All BC school districts should prohibit harassment, says LEAF

Legal group says schools should have six months to comply and pass code


A report on cyberbullying released June 23 by the West Coast Women’s Legal Education and Action Fund (LEAF) says the BC government should give school districts six months to comply with the School Act’s requirement to develop a code of conduct if they haven’t already done so.

An Xtra special report in April found that fewer than half of BC’s 60 school districts had passed anti-homophobia policy to protect queer students and foster a queer-friendly learning environment.

As of mid-May, that number had climbed to 31 districts; 29 have yet to explicitly address discrimination based on sexual orientation in their districts.

LEAF’s report, “#CyberMisogyny: Using and Strengthening Canadian Legal Responses to Gendered Hate and Harassment Online,” says the term “cyber misogyny” is a better way to describe behaviours usually rolled into the catch-all term “cyberbullying,” which tends to mask the sexist, racist, homophobic, transphobic and otherwise discriminatory nature of the behaviour.

The report says women and girls, members of minority groups, the LGBT community and people with disabilities are disproportionately targeted for online bullying.

LEAF lawyer Laura Track tells Xtra it was important to include the LGBT community in the study as online harassment online tends to target vulnerable groups — “people perceived to be different.”

“Egale reports that 40 percent of trans students it surveyed had experienced online harassment and bullying,” she says, “and the discriminatory attitudes behind that kind of abuse are sexist and misogynistic. LGBTQ folks are bullied and harassed for failing to conform to gender expectations, for being too ‘effeminate’ or ‘butchy’ or for transgressing commonly accepted norms. It’s all sexism.”

The report says the law has an important role to play: “Holding harassers and hatemongers legally accountable for their actions will serve an important educational function by denouncing these behaviours and sending the message that they will not be tolerated.”

It recommends that BC’s School Act be amended to create a duty for principals, vice-principals and teachers to take disciplinary action on harassing, abusive and misogynist behaviour on or off school property and before, during or after school hours, when that behaviour has a negative impact on a positive school climate and students’ ability to feel safe and to learn.
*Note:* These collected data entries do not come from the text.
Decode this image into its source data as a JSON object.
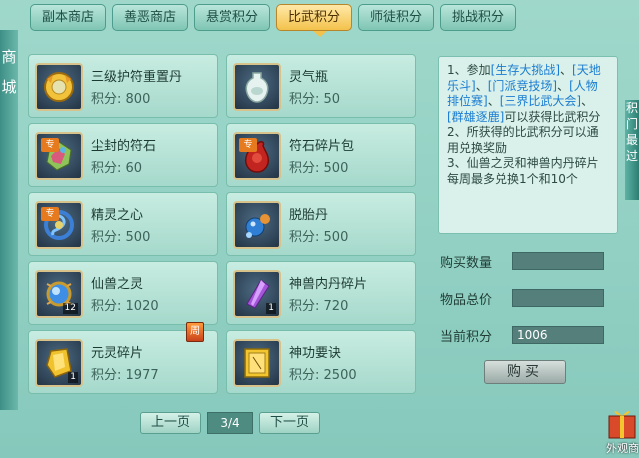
{
  "tabs": [
    {
      "label": "副本商店",
      "active": false
    },
    {
      "label": "善恶商店",
      "active": false
    },
    {
      "label": "悬赏积分",
      "active": false
    },
    {
      "label": "比武积分",
      "active": true
    },
    {
      "label": "师徒积分",
      "active": false
    },
    {
      "label": "挑战积分",
      "active": false
    }
  ],
  "left_strip": {
    "chars": "商\n城"
  },
  "price_prefix": "积分:",
  "items": [
    {
      "name": "三级护符重置丹",
      "price": "800",
      "icon": "gold-coin-icon",
      "tag": "",
      "count": ""
    },
    {
      "name": "灵气瓶",
      "price": "50",
      "icon": "vase-icon",
      "tag": "",
      "count": ""
    },
    {
      "name": "尘封的符石",
      "price": "60",
      "icon": "gem-stone-icon",
      "tag": "专",
      "count": ""
    },
    {
      "name": "符石碎片包",
      "price": "500",
      "icon": "red-bag-icon",
      "tag": "专",
      "count": ""
    },
    {
      "name": "精灵之心",
      "price": "500",
      "icon": "dragon-heart-icon",
      "tag": "专",
      "count": ""
    },
    {
      "name": "脱胎丹",
      "price": "500",
      "icon": "blue-pill-icon",
      "tag": "",
      "count": ""
    },
    {
      "name": "仙兽之灵",
      "price": "1020",
      "icon": "blue-orb-icon",
      "tag": "",
      "count": "12"
    },
    {
      "name": "神兽内丹碎片",
      "price": "720",
      "icon": "purple-crystal-icon",
      "tag": "",
      "count": "1"
    },
    {
      "name": "元灵碎片",
      "price": "1977",
      "icon": "gold-shard-icon",
      "tag": "",
      "count": "1"
    },
    {
      "name": "神功要诀",
      "price": "2500",
      "icon": "yellow-book-icon",
      "tag": "",
      "count": ""
    }
  ],
  "week_badge": "周",
  "pager": {
    "prev": "上一页",
    "page": "3/4",
    "next": "下一页"
  },
  "info_lines": [
    "1、参加[生存大挑战]、[天地乐斗]、[门派竞技场]、[人物排位赛]、[三界比武大会]、[群雄逐鹿]可以获得比武积分",
    "2、所获得的比武积分可以通用兑换奖励",
    "3、仙兽之灵和神兽内丹碎片每周最多兑换1个和10个"
  ],
  "form": {
    "qty_label": "购买数量",
    "qty_value": "",
    "total_label": "物品总价",
    "total_value": "",
    "points_label": "当前积分",
    "points_value": "1006"
  },
  "buy_label": "购买",
  "corner_label": "外观商",
  "right_strip": "积\n门\n最\n过"
}
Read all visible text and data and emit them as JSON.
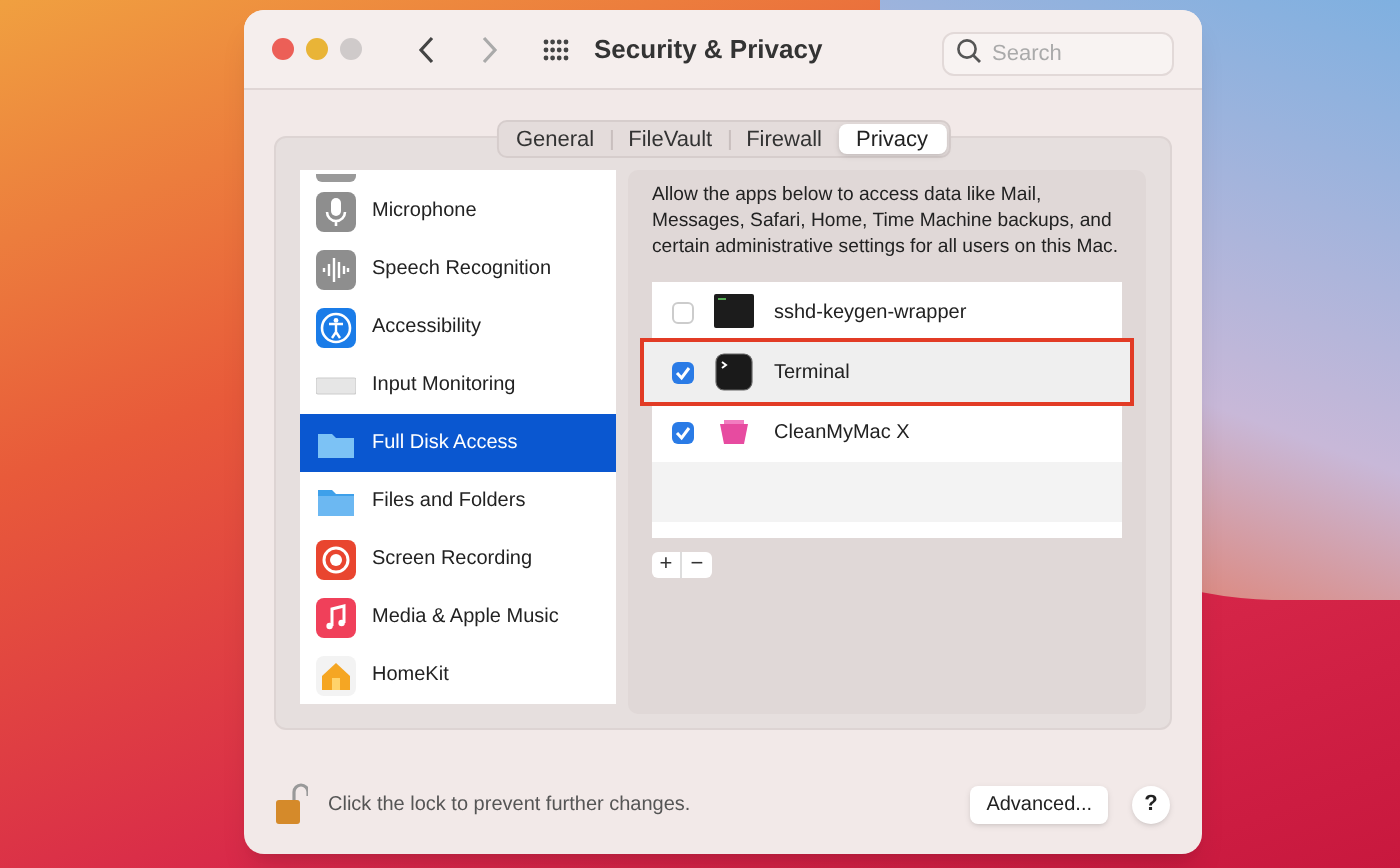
{
  "window": {
    "title": "Security & Privacy"
  },
  "search": {
    "placeholder": "Search"
  },
  "tabs": [
    {
      "label": "General",
      "selected": false
    },
    {
      "label": "FileVault",
      "selected": false
    },
    {
      "label": "Firewall",
      "selected": false
    },
    {
      "label": "Privacy",
      "selected": true
    }
  ],
  "sidebar": {
    "items": [
      {
        "label": "Microphone",
        "selected": false
      },
      {
        "label": "Speech Recognition",
        "selected": false
      },
      {
        "label": "Accessibility",
        "selected": false
      },
      {
        "label": "Input Monitoring",
        "selected": false
      },
      {
        "label": "Full Disk Access",
        "selected": true
      },
      {
        "label": "Files and Folders",
        "selected": false
      },
      {
        "label": "Screen Recording",
        "selected": false
      },
      {
        "label": "Media & Apple Music",
        "selected": false
      },
      {
        "label": "HomeKit",
        "selected": false
      }
    ]
  },
  "description": "Allow the apps below to access data like Mail, Messages, Safari, Home, Time Machine backups, and certain administrative settings for all users on this Mac.",
  "apps": [
    {
      "name": "sshd-keygen-wrapper",
      "checked": false,
      "selected": false,
      "highlighted": false
    },
    {
      "name": "Terminal",
      "checked": true,
      "selected": true,
      "highlighted": true
    },
    {
      "name": "CleanMyMac X",
      "checked": true,
      "selected": false,
      "highlighted": false
    }
  ],
  "list_buttons": [
    "+",
    "−"
  ],
  "footer": {
    "lock_text": "Click the lock to prevent further changes.",
    "advanced_button": "Advanced...",
    "help_button": "?"
  }
}
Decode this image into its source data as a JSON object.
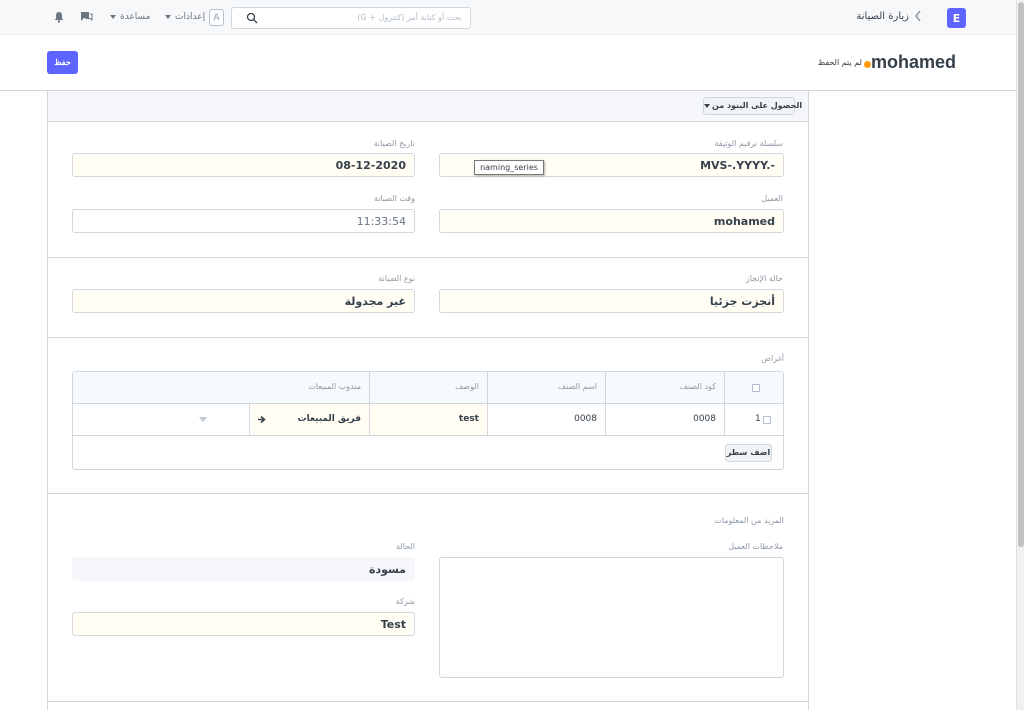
{
  "navbar": {
    "brand_letter": "E",
    "breadcrumb": "زيارة الصيانة",
    "search_placeholder": "بحث أو كتابة أمر (كنترول + G)",
    "user_initial": "A",
    "settings_label": "إعدادات",
    "help_label": "مساعدة",
    "icons": [
      "bell-icon",
      "chat-icon",
      "search-icon",
      "chevron-left-icon"
    ]
  },
  "header": {
    "title": "mohamed",
    "status": "لم يتم الحفظ",
    "status_color": "#ff9a00",
    "save_label": "حفظ",
    "accent": "#5e64ff"
  },
  "toolbar": {
    "get_items_label": "الحصول على البنود من"
  },
  "fields": {
    "naming_series_label": "سلسلة ترقيم الوثيقة",
    "naming_series_value": "MVS-.YYYY.-",
    "naming_series_tooltip": "naming_series",
    "maintenance_date_label": "تاريخ الصيانة",
    "maintenance_date_value": "08-12-2020",
    "customer_label": "العميل",
    "customer_value": "mohamed",
    "maintenance_time_label": "وقت الصيانة",
    "maintenance_time_value": "11:33:54",
    "completion_status_label": "حالة الإنجاز",
    "completion_status_value": "أنجزت جزئيا",
    "maintenance_type_label": "نوع الصيانة",
    "maintenance_type_value": "غير مجدولة"
  },
  "purposes": {
    "label": "أغراض",
    "columns": [
      "كود الصنف",
      "اسم الصنف",
      "الوصف",
      "مندوب المبيعات"
    ],
    "rows": [
      {
        "idx": "1",
        "item_code": "0008",
        "item_name": "0008",
        "description": "test",
        "sales_person": "فريق المبيعات"
      }
    ],
    "add_row_label": "اضف سطر"
  },
  "more_info": {
    "section_title": "المزيد من المعلومات",
    "customer_feedback_label": "ملاحظات العميل",
    "status_label": "الحالة",
    "status_value": "مسودة",
    "company_label": "شركة",
    "company_value": "Test"
  }
}
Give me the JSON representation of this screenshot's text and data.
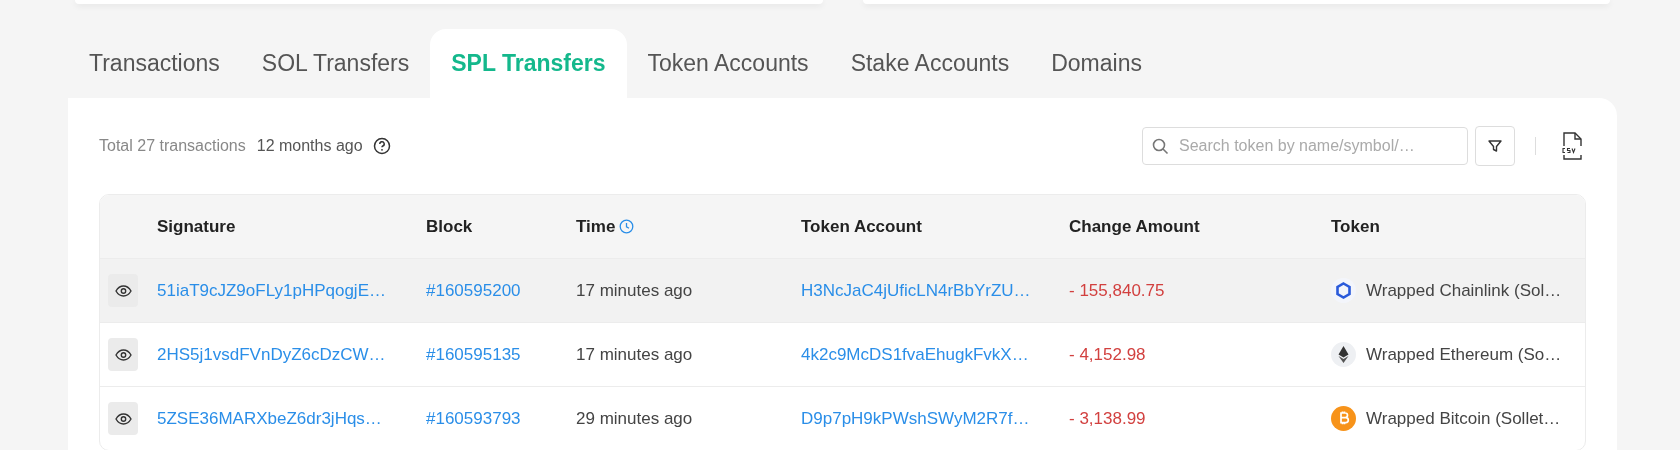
{
  "tabs": [
    {
      "label": "Transactions",
      "selected": false
    },
    {
      "label": "SOL Transfers",
      "selected": false
    },
    {
      "label": "SPL Transfers",
      "selected": true
    },
    {
      "label": "Token Accounts",
      "selected": false
    },
    {
      "label": "Stake Accounts",
      "selected": false
    },
    {
      "label": "Domains",
      "selected": false
    }
  ],
  "summary": {
    "total": "Total 27 transactions",
    "age": "12 months ago"
  },
  "search": {
    "placeholder": "Search token by name/symbol/…"
  },
  "table": {
    "columns": [
      "Signature",
      "Block",
      "Time",
      "Token Account",
      "Change Amount",
      "Token"
    ],
    "rows": [
      {
        "highlighted": true,
        "signature": "51iaT9cJZ9oFLy1pHPqogjE…",
        "block": "#160595200",
        "time": "17 minutes ago",
        "token_account": "H3NcJaC4jUficLN4rBbYrZU…",
        "change_amount": "- 155,840.75",
        "token": {
          "kind": "chainlink",
          "name": "Wrapped Chainlink (Sol…"
        }
      },
      {
        "highlighted": false,
        "signature": "2HS5j1vsdFVnDyZ6cDzCW…",
        "block": "#160595135",
        "time": "17 minutes ago",
        "token_account": "4k2c9McDS1fvaEhugkFvkX…",
        "change_amount": "- 4,152.98",
        "token": {
          "kind": "ethereum",
          "name": "Wrapped Ethereum (So…"
        }
      },
      {
        "highlighted": false,
        "signature": "5ZSE36MARXbeZ6dr3jHqs…",
        "block": "#160593793",
        "time": "29 minutes ago",
        "token_account": "D9p7pH9kPWshSWyM2R7f…",
        "change_amount": "- 3,138.99",
        "token": {
          "kind": "bitcoin",
          "name": "Wrapped Bitcoin (Sollet…"
        }
      }
    ]
  }
}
It’s an issue Premier Christy Clark spoke about when interviewed by Xtra as she was seeking the BC Liberal Party leadership in January 2011. “You have to deal with it properly, and you have to have consequences for bullies. But second, you have to change the cultures of schools,” Clark said then.

 

“If I become premier, one of the very clear directives I am going to give to the education minister is I want you to deal with bullying in schools as a top priority,” she continued.

“Her words ring rather hollow given that only 17 of 60 school districts have implemented codes of conduct, and only half have policies for addressing homophobia and transphobia against LGBTQ students,” Track says now. “Given the disproportionate impact of cyber abuse on LGBTQ youth, especially trans youth, it’s very disappointing that the government has not acted to protect queer students from discrimination.

“As Egale has noted, generic safe-school policies that do not include specific measures on homophobia are not effective in improving school climate for LGBTQ students,” Track adds.

Clark’s press secretary, Sam Oliphant, did not respond to Xtra’s request for comment.

Ministry of Education spokesperson Scott Sutherland tells Xtra the ministry is aware of LEAF’s report. He says school districts have the autonomy to create their own policies around LGBT discrimination. “Those policies promote inclusiveness of all students and are better implemented at the local level, as individual boards know what supports are needed,” he says.

Sutherland says all 60 districts have codes of conduct in place that, in keeping with the BC Human Rights Code, prohibit discrimination on the basis of sexual orientation. Those codes are “an integral part” of the government’s ERASE Bullying program designed to identify and prevent bullying, he says.

The LEAF report also encourages the BC government to amend the Human Rights Code to explicitly protect transgender individuals by adding “gender identity and gender expression” to the list of prohibited grounds of discrimination. The Ontario government legislated that change in 2012.

The report addresses a wide range of issues pertaining to cyberbullying and makes a variety of recommendations, including that the sections of the federal government’s Bill C-13 not related to privacy be passed without delay.